Journal of science of the Hiroshima University. Series C, Earth and planetary sciences Volume 11 Issue 2
published_at 2003-08-25

Primary results of sedimetological research on the upper Jurassic to lower Cretaceous carbonate rocks in NW Zagros Mountains, Iran

KANO Akihiro
9.34 MB
The upper Jurassic-lower Cretaceous carbonate extensively distributed in Zagros Mountains (southern Iran) is correlated to hydrocarbon reservoir rocks, however has not been studied with sedimentological aspects. The studied section of about 1000 m thick exposed in Kuh-d-Yaghma (Aligdaz Province) mainly consists of shallow marine facies exhibiting sedimentary structures, such as paleosols, paleokarsts, biostromes, and stromatolites. The section was subdivided into nine units based on the results of observation of outcrops and thin sections. Depositional ages were estimated by fossil occurrences and strontium stable isotope.
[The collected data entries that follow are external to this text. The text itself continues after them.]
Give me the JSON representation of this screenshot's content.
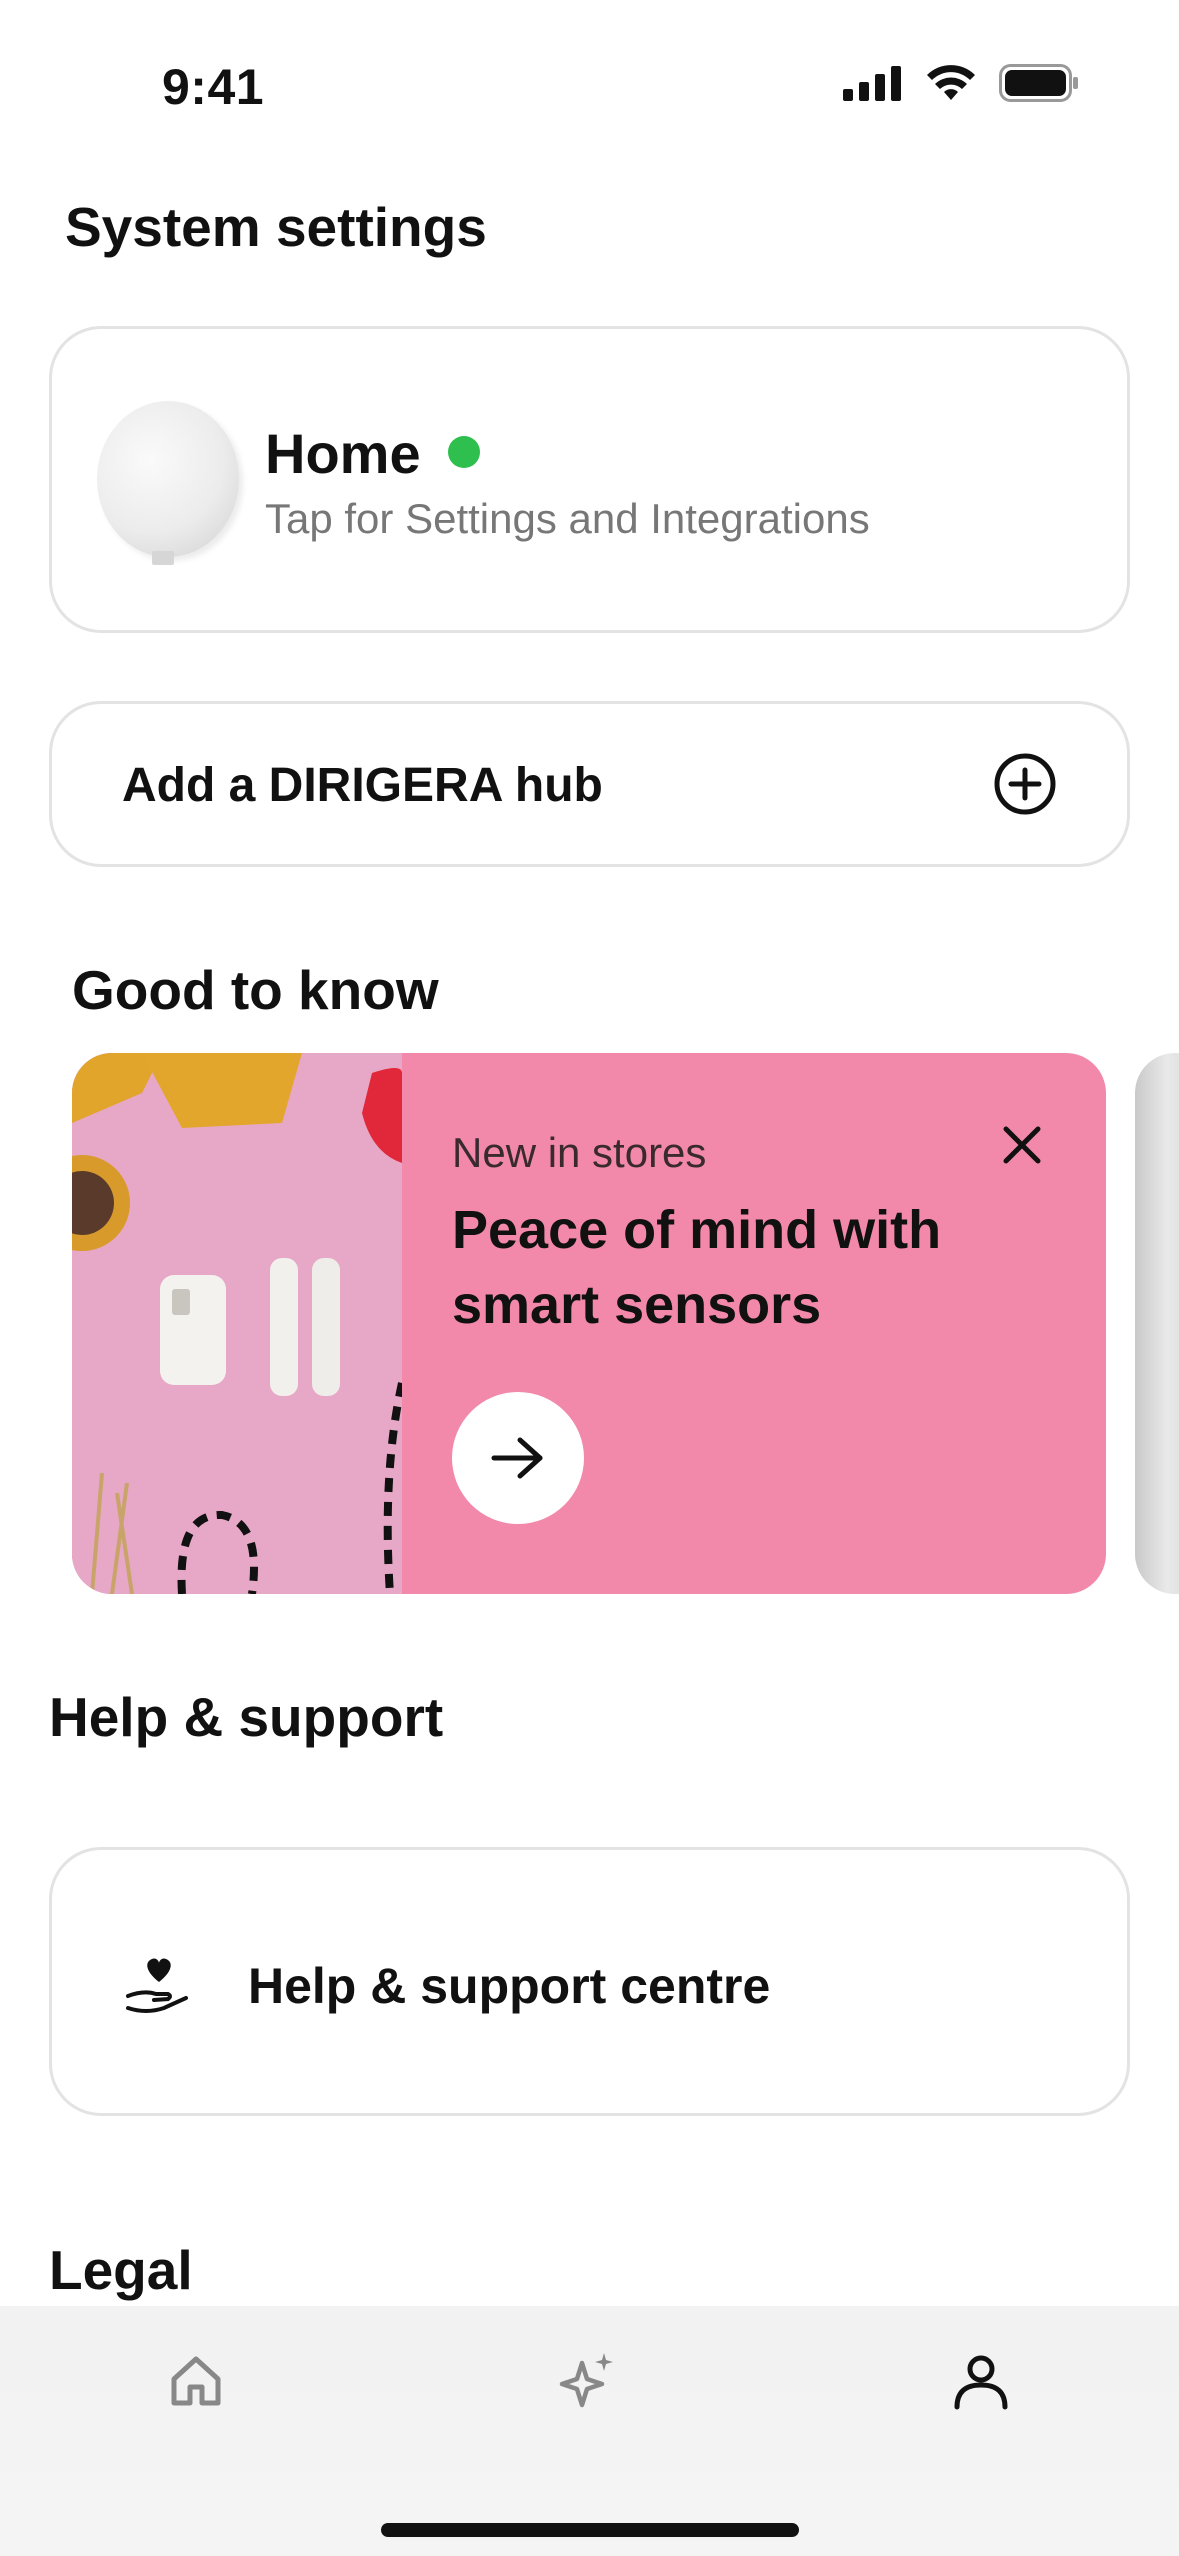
{
  "status_bar": {
    "time": "9:41"
  },
  "page_title": "System settings",
  "hub_card": {
    "name": "Home",
    "status_color": "#2fbf4f",
    "subtitle": "Tap for Settings and Integrations"
  },
  "add_hub": {
    "label": "Add a DIRIGERA hub",
    "icon": "plus-circle-icon"
  },
  "good_to_know": {
    "title": "Good to know",
    "promo": {
      "kicker": "New in stores",
      "headline": "Peace of mind with smart sensors",
      "background": "#f289ab",
      "close_icon": "close-icon",
      "action_icon": "arrow-right-icon"
    }
  },
  "help_support": {
    "title": "Help & support",
    "item_label": "Help & support centre",
    "item_icon": "heart-hand-icon"
  },
  "legal": {
    "title": "Legal"
  },
  "tab_bar": {
    "tabs": [
      {
        "icon": "home-icon",
        "active": false
      },
      {
        "icon": "sparkle-icon",
        "active": false
      },
      {
        "icon": "person-icon",
        "active": true
      }
    ]
  }
}
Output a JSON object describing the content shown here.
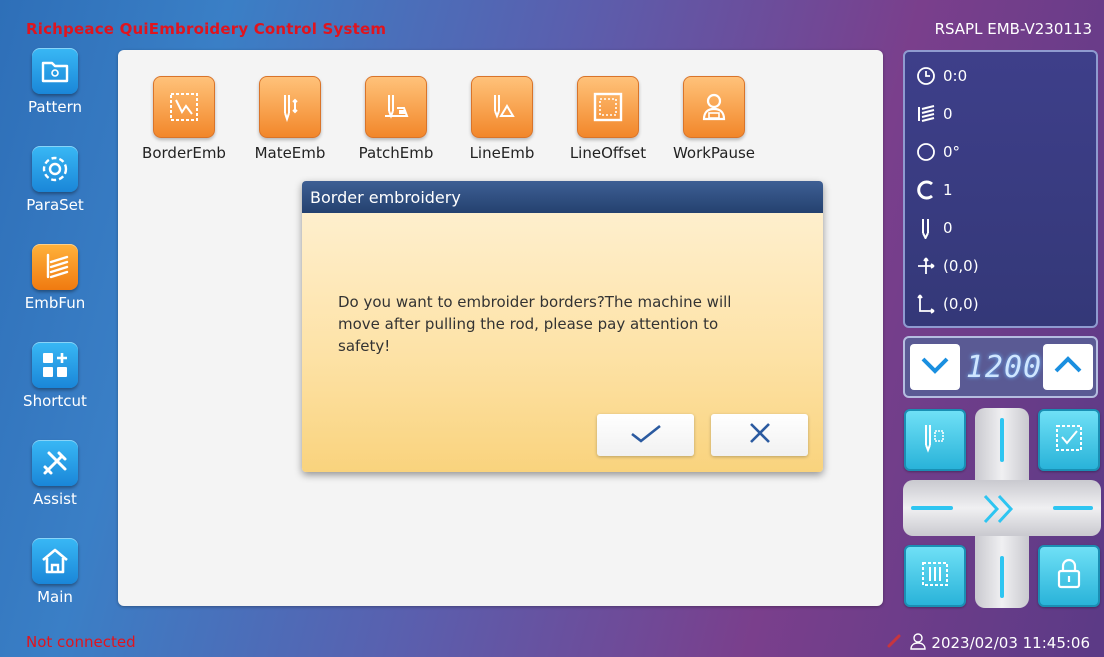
{
  "header": {
    "app_title": "Richpeace QuiEmbroidery Control System",
    "version": "RSAPL EMB-V230113"
  },
  "sidebar": {
    "items": [
      {
        "label": "Pattern",
        "icon": "folder-icon"
      },
      {
        "label": "ParaSet",
        "icon": "gear-icon"
      },
      {
        "label": "EmbFun",
        "icon": "embroidery-icon",
        "active": true
      },
      {
        "label": "Shortcut",
        "icon": "shortcut-grid-icon"
      },
      {
        "label": "Assist",
        "icon": "tools-icon"
      },
      {
        "label": "Main",
        "icon": "home-icon"
      }
    ]
  },
  "functions": [
    {
      "label": "BorderEmb",
      "icon": "border-emb-icon"
    },
    {
      "label": "MateEmb",
      "icon": "mate-emb-icon"
    },
    {
      "label": "PatchEmb",
      "icon": "patch-emb-icon"
    },
    {
      "label": "LineEmb",
      "icon": "line-emb-icon"
    },
    {
      "label": "LineOffset",
      "icon": "line-offset-icon"
    },
    {
      "label": "WorkPause",
      "icon": "work-pause-icon"
    }
  ],
  "dialog": {
    "title": "Border embroidery",
    "message": "Do you want to embroider borders?The machine will move after pulling the rod, please pay attention to safety!",
    "confirm_icon": "check-icon",
    "cancel_icon": "close-icon"
  },
  "status": {
    "time": "0:0",
    "stitch_count": "0",
    "angle": "0°",
    "color": "1",
    "needle": "0",
    "position": "(0,0)",
    "origin": "(0,0)"
  },
  "speed": {
    "value": "1200"
  },
  "footer": {
    "connection": "Not connected",
    "datetime": "2023/02/03 11:45:06"
  },
  "colors": {
    "accent_orange": "#f2872a",
    "accent_blue": "#1a86d8",
    "cyan": "#29b3d9",
    "error_red": "#e0141e",
    "dialog_header": "#24416f"
  }
}
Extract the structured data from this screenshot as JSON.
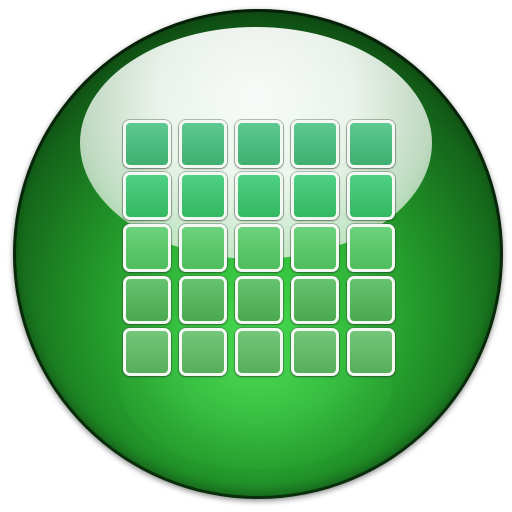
{
  "icon": {
    "name": "calendar-grid-orb-icon",
    "accent_color": "#2fb338",
    "dark_edge_color": "#041506",
    "cell_border_color": "#f3f8f3",
    "rows": 5,
    "columns": 5
  }
}
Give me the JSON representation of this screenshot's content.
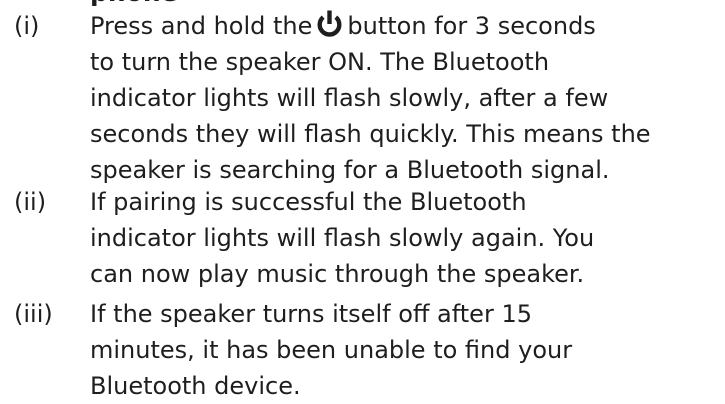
{
  "heading_partial": "phone",
  "colors": {
    "text": "#1e1e1e",
    "background": "#ffffff"
  },
  "items": [
    {
      "marker": "(i)",
      "line1_before_icon": "Press and hold the",
      "icon": "power-icon",
      "line1_after_icon": "button for 3 seconds",
      "lines": [
        "to turn the speaker ON.  The Bluetooth",
        "indicator lights will  flash slowly, after a few",
        "seconds they will flash quickly.  This means the",
        "speaker is searching for a Bluetooth signal."
      ]
    },
    {
      "marker": "(ii)",
      "lines": [
        "If pairing is successful the Bluetooth",
        "indicator lights will flash slowly again. You",
        "can now play music through the speaker."
      ]
    },
    {
      "marker": "(iii)",
      "lines": [
        "If the speaker turns itself off after 15",
        "minutes, it has been unable to find your",
        "Bluetooth device."
      ]
    }
  ]
}
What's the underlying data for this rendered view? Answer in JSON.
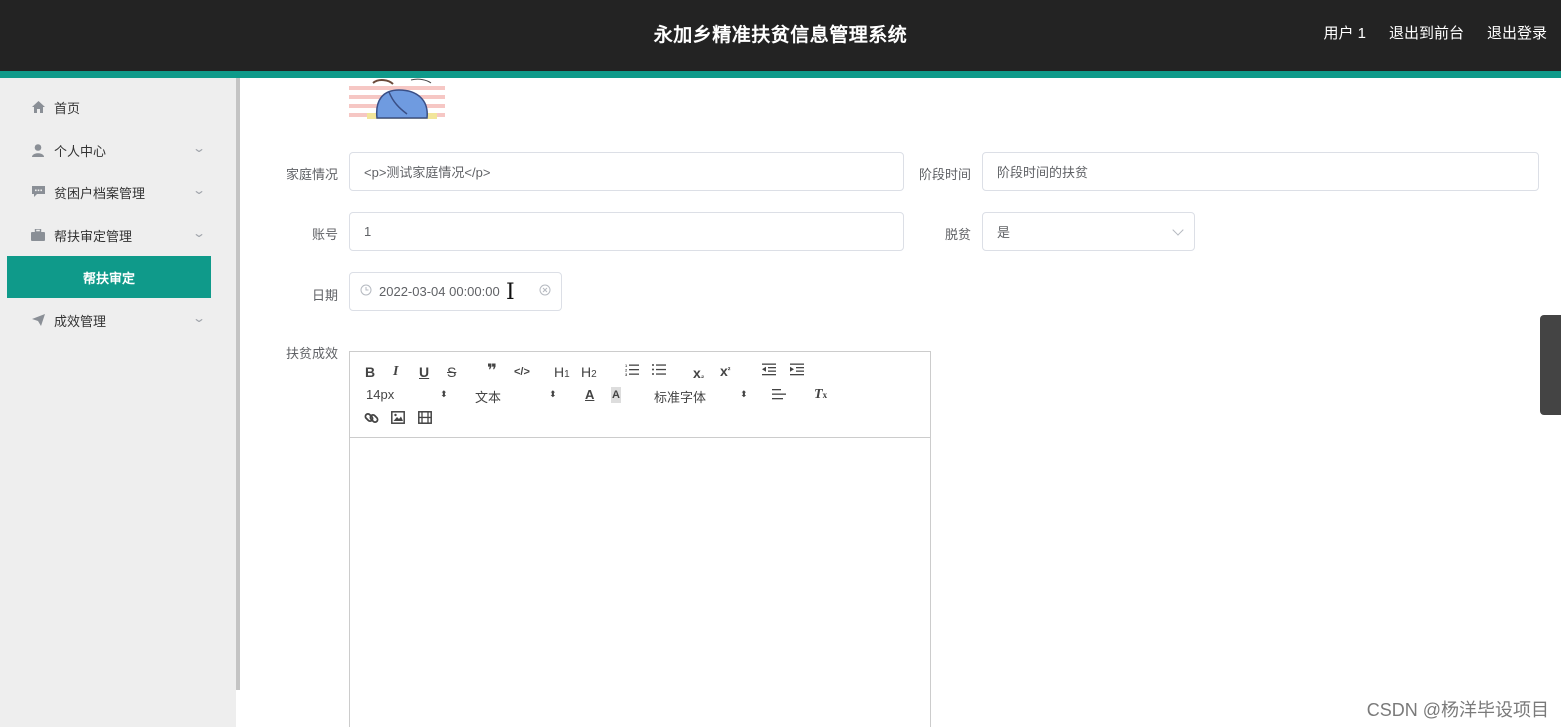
{
  "header": {
    "title": "永加乡精准扶贫信息管理系统",
    "user_label": "用户 1",
    "back_to_front": "退出到前台",
    "logout": "退出登录"
  },
  "sidebar": {
    "items": [
      {
        "label": "首页",
        "icon": "home-icon",
        "expandable": false
      },
      {
        "label": "个人中心",
        "icon": "user-icon",
        "expandable": true
      },
      {
        "label": "贫困户档案管理",
        "icon": "chat-icon",
        "expandable": true
      },
      {
        "label": "帮扶审定管理",
        "icon": "briefcase-icon",
        "expandable": true
      },
      {
        "label": "成效管理",
        "icon": "send-icon",
        "expandable": true
      }
    ],
    "active_sub_item": "帮扶审定"
  },
  "form": {
    "family_label": "家庭情况",
    "family_value": "<p>测试家庭情况</p>",
    "stage_label": "阶段时间",
    "stage_placeholder": "阶段时间的扶贫",
    "account_label": "账号",
    "account_value": "1",
    "poverty_label": "脱贫",
    "poverty_value": "是",
    "date_label": "日期",
    "date_value": "2022-03-04 00:00:00",
    "result_label": "扶贫成效"
  },
  "editor": {
    "font_size": "14px",
    "text_style": "文本",
    "font_family": "标准字体"
  },
  "colors": {
    "header_bg": "#232323",
    "accent": "#0f9a8a",
    "sidebar_bg": "#eeeeee"
  },
  "watermark": "CSDN @杨洋毕设项目"
}
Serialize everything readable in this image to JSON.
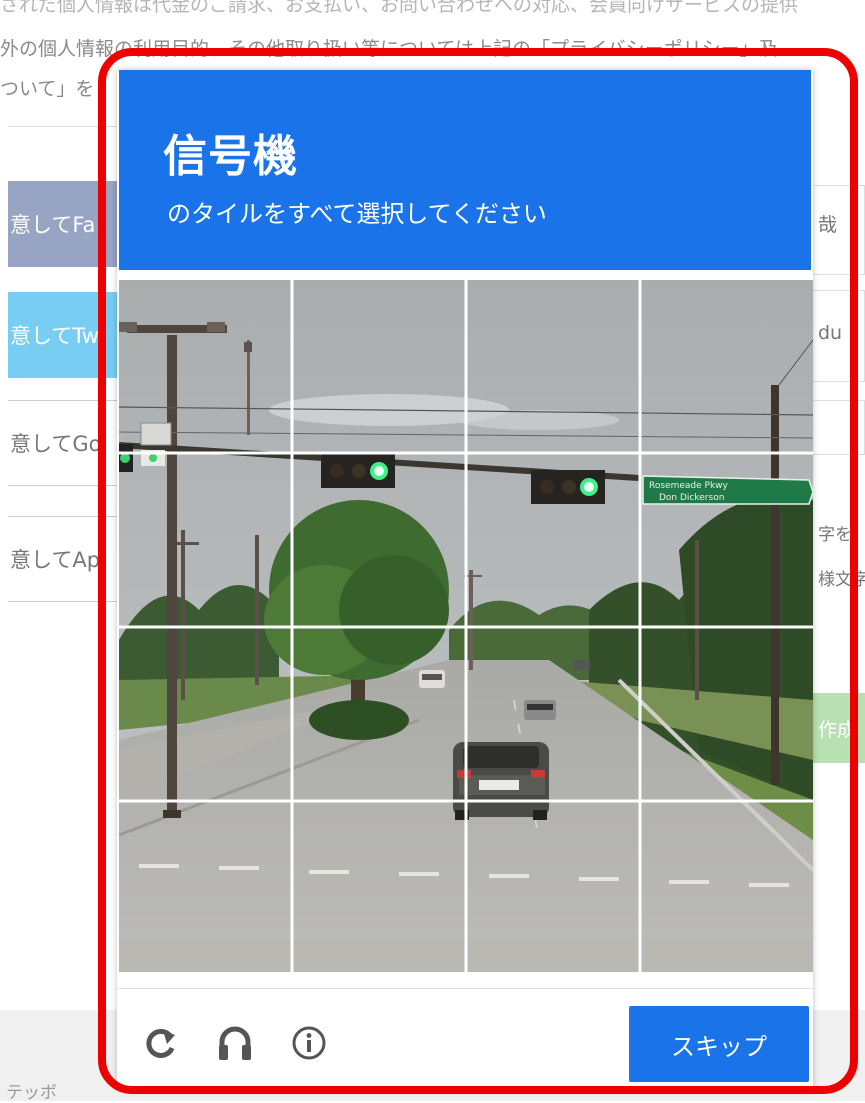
{
  "background": {
    "text_lines": [
      "されだ個人情報は代金のご請求、お支払い、お問い合わせへの対応、会員向けサービスの提供",
      "外の個人情報の利用目的、その他取り扱い等については上記の「プライバシーポリシー」及",
      "ついて」を"
    ],
    "buttons": [
      {
        "label": "意してFa"
      },
      {
        "label": "意してTw"
      },
      {
        "label": "意してGo"
      },
      {
        "label": "意してAp"
      }
    ],
    "right_texts": [
      "哉",
      "du",
      "字を",
      "様文字",
      "作成"
    ],
    "footer_text": "テッボ"
  },
  "captcha": {
    "title": "信号機",
    "subtitle": "のタイルをすべて選択してください",
    "grid": {
      "rows": 4,
      "cols": 4
    },
    "tiles": [
      {
        "label": "tile-1-1"
      },
      {
        "label": "tile-1-2"
      },
      {
        "label": "tile-1-3"
      },
      {
        "label": "tile-1-4"
      },
      {
        "label": "tile-2-1"
      },
      {
        "label": "tile-2-2"
      },
      {
        "label": "tile-2-3"
      },
      {
        "label": "tile-2-4"
      },
      {
        "label": "tile-3-1"
      },
      {
        "label": "tile-3-2"
      },
      {
        "label": "tile-3-3"
      },
      {
        "label": "tile-3-4"
      },
      {
        "label": "tile-4-1"
      },
      {
        "label": "tile-4-2"
      },
      {
        "label": "tile-4-3"
      },
      {
        "label": "tile-4-4"
      }
    ],
    "footer_icons": [
      "reload-icon",
      "headphones-icon",
      "info-icon"
    ],
    "skip_label": "スキップ",
    "street_sign_text": "Rosemeade Pkwy / Don Dickerson"
  },
  "colors": {
    "header_blue": "#1a73e8",
    "highlight_red": "#ee0000",
    "facebook_btn": "#97a4c3",
    "twitter_btn": "#78cef2",
    "create_btn_green": "#b8e0b3"
  }
}
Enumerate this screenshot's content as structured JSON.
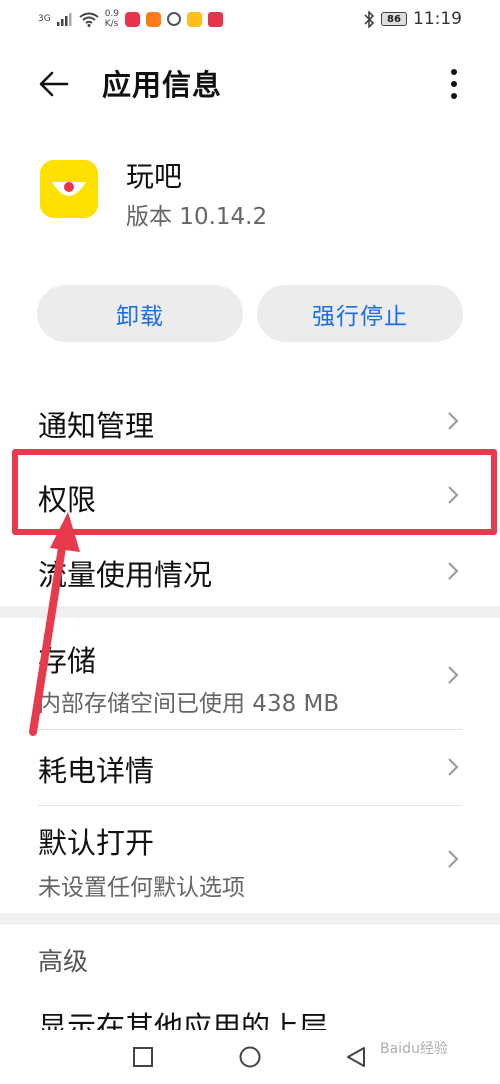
{
  "status_bar": {
    "net_type": "3G",
    "speed_value": "0.9",
    "speed_unit": "K/s",
    "battery": "86",
    "time": "11:19"
  },
  "header": {
    "title": "应用信息"
  },
  "app": {
    "name": "玩吧",
    "version": "版本 10.14.2"
  },
  "actions": {
    "uninstall": "卸载",
    "force_stop": "强行停止"
  },
  "settings": {
    "notification": "通知管理",
    "permissions": "权限",
    "data_usage": "流量使用情况",
    "storage": "存储",
    "storage_detail": "内部存储空间已使用 438 MB",
    "battery_usage": "耗电详情",
    "open_by_default": "默认打开",
    "open_by_default_detail": "未设置任何默认选项",
    "advanced_header": "高级",
    "display_over": "显示在其他应用的上层"
  },
  "watermark": "Baidu经验",
  "colors": {
    "accent_blue": "#1a6ee6",
    "annotation_red": "#e73a4c",
    "app_icon_yellow": "#ffe100"
  }
}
Units 1 and 2 represent subaerial-meteoric diagenetic structures (paleosols. paleokarsts, and banded cements) and dolomite of a mixed-water origin. Originally, the dolostone was highly-permeable coarse-grained sediment, in which dolomitization selectively subjected. These diagenetic processes may have been associated with global sea-level low or a regional tectonic event during Kimmeridgian, and formed lithified substrate, which is suitable for sedentary organisms. Unit 3 abundantly yields potential reef-building organisms, such as stromatoporoids, corals, and calcareous algae. However, the dominant constituents are broken uniserial branching stromatoporoids, their constructions should be regarded as biostromes and did not form reef framework. Fossil association and strontium isotopic ratio indicate that this unit was deposited in Tithonian. Units 4~7 are alternations of two deeper and two shallower facies. The deeper units (units 4 and 6) mainly consists of micritic limestone with biofacies characterized by ostracodes, bryozoans, and sponge spicules. The shallower units (units 5 and 7) represents stromatolites, oncoids, and ooids with rich assemblage of calcareous algae. Jurassic/Cretaceous boundary was placed in unit 5. First appearance of orbitolinid foraminifers at the base of unit 7 was interpreted to correspond to the base of Barremian. Units 8 and 9 consist of four upward-shallowing sequences. The base of each cycle consists of thinly bedded limestone containing brachiopod shell, and change into thickly bedded and massive limestone with shallow marine stromatolies and fauna, such as corals and rudists. Gradual decrease in thickness of the sequence indicates that the platform was in progradation due to accumulation of the carbonate deposits.